Authors: Zhengang Li, Alec Lu, Yanyue Xie, Zhenglun Kong, Mengshu Sun, Hao Tang, Zhong Jia Xue, Peiyan Dong, Caiwen Ding, Yanzhi Wang, Xue Lin, Zhenman Fang
Abstract: Vision transformers (ViTs) have demonstrated their superior accuracy for
computer vision tasks compared to convolutional neural networks (CNNs).

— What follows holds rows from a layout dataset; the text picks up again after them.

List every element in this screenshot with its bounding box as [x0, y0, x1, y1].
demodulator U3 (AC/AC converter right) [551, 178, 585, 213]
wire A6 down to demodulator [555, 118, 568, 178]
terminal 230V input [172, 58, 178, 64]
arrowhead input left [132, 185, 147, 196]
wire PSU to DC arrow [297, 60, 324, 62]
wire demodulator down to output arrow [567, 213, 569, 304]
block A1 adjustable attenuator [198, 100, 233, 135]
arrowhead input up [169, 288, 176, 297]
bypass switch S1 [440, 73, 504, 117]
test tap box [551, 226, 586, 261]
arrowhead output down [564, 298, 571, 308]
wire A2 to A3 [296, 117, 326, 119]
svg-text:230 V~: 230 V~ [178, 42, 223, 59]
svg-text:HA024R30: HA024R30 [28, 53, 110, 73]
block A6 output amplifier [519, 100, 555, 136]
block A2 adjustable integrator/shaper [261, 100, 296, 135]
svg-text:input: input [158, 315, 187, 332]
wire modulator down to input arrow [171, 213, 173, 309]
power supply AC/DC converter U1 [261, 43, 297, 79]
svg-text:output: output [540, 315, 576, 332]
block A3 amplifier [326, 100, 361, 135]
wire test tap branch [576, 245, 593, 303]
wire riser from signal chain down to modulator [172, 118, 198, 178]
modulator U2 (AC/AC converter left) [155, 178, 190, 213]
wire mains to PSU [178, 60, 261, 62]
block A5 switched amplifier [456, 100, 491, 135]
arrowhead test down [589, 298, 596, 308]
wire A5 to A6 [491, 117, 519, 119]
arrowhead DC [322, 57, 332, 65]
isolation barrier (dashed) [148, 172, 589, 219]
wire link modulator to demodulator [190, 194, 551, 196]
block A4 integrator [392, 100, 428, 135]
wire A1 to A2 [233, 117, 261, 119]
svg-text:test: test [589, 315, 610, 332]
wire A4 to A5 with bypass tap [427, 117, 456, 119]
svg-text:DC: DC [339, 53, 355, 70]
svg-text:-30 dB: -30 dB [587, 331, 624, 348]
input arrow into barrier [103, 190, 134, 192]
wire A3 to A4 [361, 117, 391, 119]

However, ViT models are often computation-intensive for efficient deployment on
resource-limited edge devices. This work proposes Quasar-ViT, a
hardware-oriented quantization-aware architecture search framework for ViTs, to
design efficient ViT models for hardware implementation while preserving the
accuracy. First, Quasar-ViT trains a supernet using our row-wise flexible
mixed-precision quantization scheme, mixed-precision weight entanglement, and
supernet layer scaling techniques. Then, it applies an efficient
hardware-oriented search algorithm, integrated with hardware latency and
resource modeling, to determine a series of optimal subnets from supernet under
different inference latency targets. Finally, we propose a series of
model-adaptive designs on the FPGA platform to support the architecture search
and mitigate the gap between the theoretical computation reduction and the
practical inference speedup. Our searched models achieve 101.5, 159.6, and
251.6 frames-per-second (FPS) inference speed on the AMD/Xilinx ZCU102 FPGA
with 80.4%, 78.6%, and 74.9% top-1 accuracy, respectively, for the ImageNet
dataset, consistently outperforming prior works.
Source: http://arxiv.org/abs/2407.18175v1